EDITORIAL: Mobile-based medical consultation service will improve health care

A digital firm has launched an innovative web-based service to ease medical consultation, marking a new dawn for health care provision in the country.

Wednesday, November 16, 2016

A digital firm has launched an innovative web-based service to ease medical consultation, marking a new dawn for health care provision in the country.

The facility enables people in rural areas to consult medical workers through their mobile phone free of charge. The innovation is in line with the national health sector policy and the second Economic Development and Poverty Reduction Strategy (EDPRSII) goals of easing access to healthcare by embracing people-centred approaches.

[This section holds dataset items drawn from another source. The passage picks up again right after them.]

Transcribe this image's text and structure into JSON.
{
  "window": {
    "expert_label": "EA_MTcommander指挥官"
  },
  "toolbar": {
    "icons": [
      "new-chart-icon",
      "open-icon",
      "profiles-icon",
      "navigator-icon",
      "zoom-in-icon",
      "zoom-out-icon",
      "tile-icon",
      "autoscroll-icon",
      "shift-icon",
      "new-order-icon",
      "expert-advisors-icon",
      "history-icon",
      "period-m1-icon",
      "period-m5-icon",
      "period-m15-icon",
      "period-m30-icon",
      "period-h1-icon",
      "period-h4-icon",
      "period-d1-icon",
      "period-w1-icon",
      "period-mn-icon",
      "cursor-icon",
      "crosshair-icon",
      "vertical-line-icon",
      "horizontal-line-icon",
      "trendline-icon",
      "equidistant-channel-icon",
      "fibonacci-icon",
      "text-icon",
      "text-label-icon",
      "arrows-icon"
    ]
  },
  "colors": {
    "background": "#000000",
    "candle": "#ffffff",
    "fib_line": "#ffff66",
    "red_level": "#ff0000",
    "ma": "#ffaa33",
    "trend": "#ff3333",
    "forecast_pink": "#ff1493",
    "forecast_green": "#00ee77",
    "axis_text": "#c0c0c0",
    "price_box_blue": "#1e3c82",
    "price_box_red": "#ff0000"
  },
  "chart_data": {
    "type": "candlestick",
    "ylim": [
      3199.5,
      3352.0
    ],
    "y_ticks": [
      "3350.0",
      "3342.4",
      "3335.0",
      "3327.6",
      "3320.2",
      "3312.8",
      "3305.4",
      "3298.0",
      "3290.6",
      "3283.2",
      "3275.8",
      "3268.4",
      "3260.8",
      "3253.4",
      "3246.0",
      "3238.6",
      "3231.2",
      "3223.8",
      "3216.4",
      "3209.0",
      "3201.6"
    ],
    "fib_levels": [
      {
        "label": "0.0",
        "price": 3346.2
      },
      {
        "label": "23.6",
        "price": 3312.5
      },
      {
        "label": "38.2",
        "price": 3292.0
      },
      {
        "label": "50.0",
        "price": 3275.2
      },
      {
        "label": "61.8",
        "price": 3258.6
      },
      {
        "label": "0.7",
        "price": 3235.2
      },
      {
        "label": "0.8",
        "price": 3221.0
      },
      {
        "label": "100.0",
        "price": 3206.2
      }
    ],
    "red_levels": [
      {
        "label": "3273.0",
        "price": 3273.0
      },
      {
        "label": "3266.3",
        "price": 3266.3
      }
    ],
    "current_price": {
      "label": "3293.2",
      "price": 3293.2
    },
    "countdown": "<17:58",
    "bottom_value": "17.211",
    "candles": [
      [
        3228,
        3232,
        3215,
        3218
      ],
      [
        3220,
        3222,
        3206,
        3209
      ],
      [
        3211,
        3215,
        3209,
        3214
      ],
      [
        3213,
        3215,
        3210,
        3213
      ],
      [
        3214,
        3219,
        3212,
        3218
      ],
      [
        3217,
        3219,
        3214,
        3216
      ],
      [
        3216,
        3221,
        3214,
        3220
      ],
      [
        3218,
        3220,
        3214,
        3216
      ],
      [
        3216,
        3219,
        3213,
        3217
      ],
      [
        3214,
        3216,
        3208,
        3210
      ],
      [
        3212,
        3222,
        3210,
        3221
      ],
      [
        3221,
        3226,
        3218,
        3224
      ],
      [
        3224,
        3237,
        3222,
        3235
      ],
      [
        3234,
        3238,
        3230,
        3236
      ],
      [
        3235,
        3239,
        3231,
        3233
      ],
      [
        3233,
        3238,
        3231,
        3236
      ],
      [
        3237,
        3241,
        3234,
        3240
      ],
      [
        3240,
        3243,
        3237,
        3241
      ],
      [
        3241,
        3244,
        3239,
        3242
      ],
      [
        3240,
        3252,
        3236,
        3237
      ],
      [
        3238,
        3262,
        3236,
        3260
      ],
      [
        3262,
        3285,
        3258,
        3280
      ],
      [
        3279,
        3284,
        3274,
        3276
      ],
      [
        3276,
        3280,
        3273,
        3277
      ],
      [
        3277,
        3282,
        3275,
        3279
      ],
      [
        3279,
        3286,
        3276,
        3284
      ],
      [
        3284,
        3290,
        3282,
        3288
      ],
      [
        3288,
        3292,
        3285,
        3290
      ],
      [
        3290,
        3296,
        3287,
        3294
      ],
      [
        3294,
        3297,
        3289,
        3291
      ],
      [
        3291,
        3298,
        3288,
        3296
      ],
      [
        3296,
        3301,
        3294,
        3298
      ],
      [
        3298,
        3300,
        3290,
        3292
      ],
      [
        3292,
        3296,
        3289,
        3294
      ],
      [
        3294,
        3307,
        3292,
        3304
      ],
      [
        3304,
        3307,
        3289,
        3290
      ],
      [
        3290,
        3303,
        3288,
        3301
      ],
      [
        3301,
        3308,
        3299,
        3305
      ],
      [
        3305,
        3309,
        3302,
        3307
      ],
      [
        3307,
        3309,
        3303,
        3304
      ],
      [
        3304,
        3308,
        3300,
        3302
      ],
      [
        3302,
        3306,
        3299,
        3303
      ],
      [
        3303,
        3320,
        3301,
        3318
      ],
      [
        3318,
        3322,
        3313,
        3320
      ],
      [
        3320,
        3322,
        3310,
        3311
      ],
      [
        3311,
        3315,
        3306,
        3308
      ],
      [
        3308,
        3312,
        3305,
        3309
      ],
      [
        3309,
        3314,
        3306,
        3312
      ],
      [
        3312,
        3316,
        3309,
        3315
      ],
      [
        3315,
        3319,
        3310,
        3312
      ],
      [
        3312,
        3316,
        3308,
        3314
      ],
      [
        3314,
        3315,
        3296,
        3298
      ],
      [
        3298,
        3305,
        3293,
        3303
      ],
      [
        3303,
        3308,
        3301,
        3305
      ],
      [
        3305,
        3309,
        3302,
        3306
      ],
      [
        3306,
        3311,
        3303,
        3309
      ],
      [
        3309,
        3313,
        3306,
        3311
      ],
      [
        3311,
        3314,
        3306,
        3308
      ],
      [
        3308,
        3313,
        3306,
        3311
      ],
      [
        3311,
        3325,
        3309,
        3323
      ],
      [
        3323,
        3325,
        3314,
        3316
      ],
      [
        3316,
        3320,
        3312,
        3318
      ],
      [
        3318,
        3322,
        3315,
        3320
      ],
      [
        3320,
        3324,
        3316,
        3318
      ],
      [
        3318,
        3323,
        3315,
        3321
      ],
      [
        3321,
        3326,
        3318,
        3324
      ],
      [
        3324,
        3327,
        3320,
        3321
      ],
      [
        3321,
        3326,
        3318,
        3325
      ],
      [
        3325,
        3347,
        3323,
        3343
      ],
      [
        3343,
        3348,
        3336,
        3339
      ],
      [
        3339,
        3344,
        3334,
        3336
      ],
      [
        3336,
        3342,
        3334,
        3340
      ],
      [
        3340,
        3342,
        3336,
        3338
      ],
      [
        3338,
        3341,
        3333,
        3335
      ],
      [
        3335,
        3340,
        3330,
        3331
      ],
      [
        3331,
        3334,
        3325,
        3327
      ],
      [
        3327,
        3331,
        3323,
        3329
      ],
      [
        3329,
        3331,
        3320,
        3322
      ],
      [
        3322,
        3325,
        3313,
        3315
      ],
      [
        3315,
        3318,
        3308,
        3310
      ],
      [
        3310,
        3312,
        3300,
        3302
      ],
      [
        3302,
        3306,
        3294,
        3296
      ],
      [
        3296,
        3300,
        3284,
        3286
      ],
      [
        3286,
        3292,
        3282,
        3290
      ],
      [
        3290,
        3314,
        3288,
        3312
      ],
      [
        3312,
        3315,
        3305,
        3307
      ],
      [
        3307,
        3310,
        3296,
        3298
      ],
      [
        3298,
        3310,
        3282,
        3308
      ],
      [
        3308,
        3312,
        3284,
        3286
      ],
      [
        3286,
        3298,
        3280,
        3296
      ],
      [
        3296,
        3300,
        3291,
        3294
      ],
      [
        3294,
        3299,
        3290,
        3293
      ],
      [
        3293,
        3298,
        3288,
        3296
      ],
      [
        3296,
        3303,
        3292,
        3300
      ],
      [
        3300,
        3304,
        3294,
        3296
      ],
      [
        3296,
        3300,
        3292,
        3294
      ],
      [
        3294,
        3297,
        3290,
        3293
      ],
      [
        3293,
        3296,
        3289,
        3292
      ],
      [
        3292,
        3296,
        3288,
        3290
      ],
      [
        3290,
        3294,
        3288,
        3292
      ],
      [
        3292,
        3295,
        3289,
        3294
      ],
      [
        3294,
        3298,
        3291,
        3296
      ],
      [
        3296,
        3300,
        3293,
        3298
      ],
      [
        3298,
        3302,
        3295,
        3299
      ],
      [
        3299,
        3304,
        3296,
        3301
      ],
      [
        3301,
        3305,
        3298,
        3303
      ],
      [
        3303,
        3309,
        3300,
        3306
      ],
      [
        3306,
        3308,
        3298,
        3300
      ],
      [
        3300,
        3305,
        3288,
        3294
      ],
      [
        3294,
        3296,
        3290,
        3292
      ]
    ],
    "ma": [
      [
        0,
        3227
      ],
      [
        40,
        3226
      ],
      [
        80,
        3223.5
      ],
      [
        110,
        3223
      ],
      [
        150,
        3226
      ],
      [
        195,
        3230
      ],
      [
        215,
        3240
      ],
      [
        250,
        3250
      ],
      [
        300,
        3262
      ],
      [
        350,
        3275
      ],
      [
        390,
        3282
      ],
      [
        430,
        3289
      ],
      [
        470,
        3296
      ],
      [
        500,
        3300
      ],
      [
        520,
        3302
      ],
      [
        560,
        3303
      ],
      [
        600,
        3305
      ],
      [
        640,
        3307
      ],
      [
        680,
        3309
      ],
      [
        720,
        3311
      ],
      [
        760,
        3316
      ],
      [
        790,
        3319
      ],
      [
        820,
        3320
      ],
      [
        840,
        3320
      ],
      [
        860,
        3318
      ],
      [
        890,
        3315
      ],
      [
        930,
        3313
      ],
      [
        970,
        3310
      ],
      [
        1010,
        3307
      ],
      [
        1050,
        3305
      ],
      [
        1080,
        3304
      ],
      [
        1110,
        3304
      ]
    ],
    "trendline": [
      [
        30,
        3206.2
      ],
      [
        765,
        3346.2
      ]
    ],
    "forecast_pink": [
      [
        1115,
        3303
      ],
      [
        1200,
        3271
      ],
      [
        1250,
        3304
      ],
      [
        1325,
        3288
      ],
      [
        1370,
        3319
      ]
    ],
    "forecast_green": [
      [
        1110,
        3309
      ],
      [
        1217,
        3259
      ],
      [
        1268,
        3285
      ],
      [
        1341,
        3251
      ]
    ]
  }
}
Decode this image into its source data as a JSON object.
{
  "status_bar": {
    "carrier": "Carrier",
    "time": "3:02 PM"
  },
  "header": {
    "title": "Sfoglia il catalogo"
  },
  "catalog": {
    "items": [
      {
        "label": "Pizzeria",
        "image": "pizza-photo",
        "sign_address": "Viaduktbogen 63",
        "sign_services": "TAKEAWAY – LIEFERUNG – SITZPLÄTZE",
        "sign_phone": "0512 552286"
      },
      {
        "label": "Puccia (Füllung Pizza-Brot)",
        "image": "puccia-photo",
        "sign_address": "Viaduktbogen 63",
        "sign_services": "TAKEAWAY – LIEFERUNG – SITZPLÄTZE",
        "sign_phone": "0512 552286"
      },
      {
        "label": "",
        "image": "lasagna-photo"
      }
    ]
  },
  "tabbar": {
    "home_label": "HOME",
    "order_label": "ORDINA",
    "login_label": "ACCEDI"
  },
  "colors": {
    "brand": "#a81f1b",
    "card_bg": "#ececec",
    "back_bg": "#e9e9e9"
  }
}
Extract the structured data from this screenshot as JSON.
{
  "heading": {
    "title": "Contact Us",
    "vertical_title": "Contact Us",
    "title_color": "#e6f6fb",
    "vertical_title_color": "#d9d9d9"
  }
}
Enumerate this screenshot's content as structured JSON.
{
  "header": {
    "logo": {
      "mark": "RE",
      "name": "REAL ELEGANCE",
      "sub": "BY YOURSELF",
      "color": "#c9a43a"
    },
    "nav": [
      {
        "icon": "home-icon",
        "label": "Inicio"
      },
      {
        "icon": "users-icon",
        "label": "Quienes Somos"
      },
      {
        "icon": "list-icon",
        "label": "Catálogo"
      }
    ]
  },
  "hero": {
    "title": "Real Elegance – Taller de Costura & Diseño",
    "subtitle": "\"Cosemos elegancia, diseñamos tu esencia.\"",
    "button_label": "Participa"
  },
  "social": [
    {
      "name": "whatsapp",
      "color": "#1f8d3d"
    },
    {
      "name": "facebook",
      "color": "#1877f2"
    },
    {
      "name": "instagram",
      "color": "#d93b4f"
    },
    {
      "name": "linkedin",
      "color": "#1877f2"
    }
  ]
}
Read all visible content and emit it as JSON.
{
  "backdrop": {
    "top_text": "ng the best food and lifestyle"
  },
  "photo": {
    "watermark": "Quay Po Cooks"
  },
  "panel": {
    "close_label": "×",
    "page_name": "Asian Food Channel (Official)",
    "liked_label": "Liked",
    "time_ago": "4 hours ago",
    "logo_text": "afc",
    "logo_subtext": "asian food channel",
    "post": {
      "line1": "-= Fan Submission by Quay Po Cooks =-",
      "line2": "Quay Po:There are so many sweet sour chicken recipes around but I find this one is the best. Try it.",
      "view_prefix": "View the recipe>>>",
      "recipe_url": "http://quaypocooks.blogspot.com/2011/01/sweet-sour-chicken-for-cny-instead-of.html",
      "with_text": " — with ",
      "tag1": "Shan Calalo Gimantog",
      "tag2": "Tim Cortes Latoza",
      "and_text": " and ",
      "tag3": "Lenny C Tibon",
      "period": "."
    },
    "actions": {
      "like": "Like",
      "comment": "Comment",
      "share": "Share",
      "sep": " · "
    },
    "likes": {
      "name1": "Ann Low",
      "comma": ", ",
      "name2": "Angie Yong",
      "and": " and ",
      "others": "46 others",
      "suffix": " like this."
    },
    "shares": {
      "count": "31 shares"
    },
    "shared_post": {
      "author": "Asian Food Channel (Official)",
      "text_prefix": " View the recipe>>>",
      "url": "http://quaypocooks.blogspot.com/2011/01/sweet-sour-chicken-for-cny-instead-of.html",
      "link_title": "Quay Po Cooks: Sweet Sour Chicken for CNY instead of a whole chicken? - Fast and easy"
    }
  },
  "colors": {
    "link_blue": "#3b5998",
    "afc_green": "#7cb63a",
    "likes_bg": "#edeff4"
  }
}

With Rwanda’s developed telecom infrastructure that reaches each corner of the country, embracing e-medicine can go a long way in helping implement the national healthcare policy, and meeting development targets.

However, these targets cannot be realised by the government alone, which is why support from private sector players, like Babyl Rwanda, is crucial. This makes it easier for more and more Rwandans in rural areas to get quality medical attention in a timely manner. Besides, e-medicine can enable Rwandans in hard to reach areas to receive timely medical attention, especially for minor health conditions.

This is important since the local doctor to patient ratio is still very low, at one doctor per 16,046 people, making the firm’s intervention essential in efforts to cut morbidity in rural and peri-urban areas.

Figures from the Ministry of Health also show that one midwife serves 18,790 inhabitants, a nurse serves 1,227 people, while there is one pharmacist per 20,000 inhabitants. Therefore, the innovation opens new opportunities in healthcare provision, giving millions of people access to quality care, more quickly and easily than ever before.

In developed nations, e-medicine has greatly improved service delivery, especially in cases when a patient cannot be transported to a healthcare facility. With consultations currently averaging 1,000 people daily, one is hopeful the initiative could fast-track the country’s efforts toward universal access to healthcare. Over 50,000 potential users have already registered with Babyl, though the service is still in the pilot phase.

Let’s support such interventions to ensure universal access to health facilities and health workers. Telecom firms should take advantage of the opportunities this innovation presents, as well as ensure its operations are not affected by network problems as is always the case with some services, like mobile money and e-banking.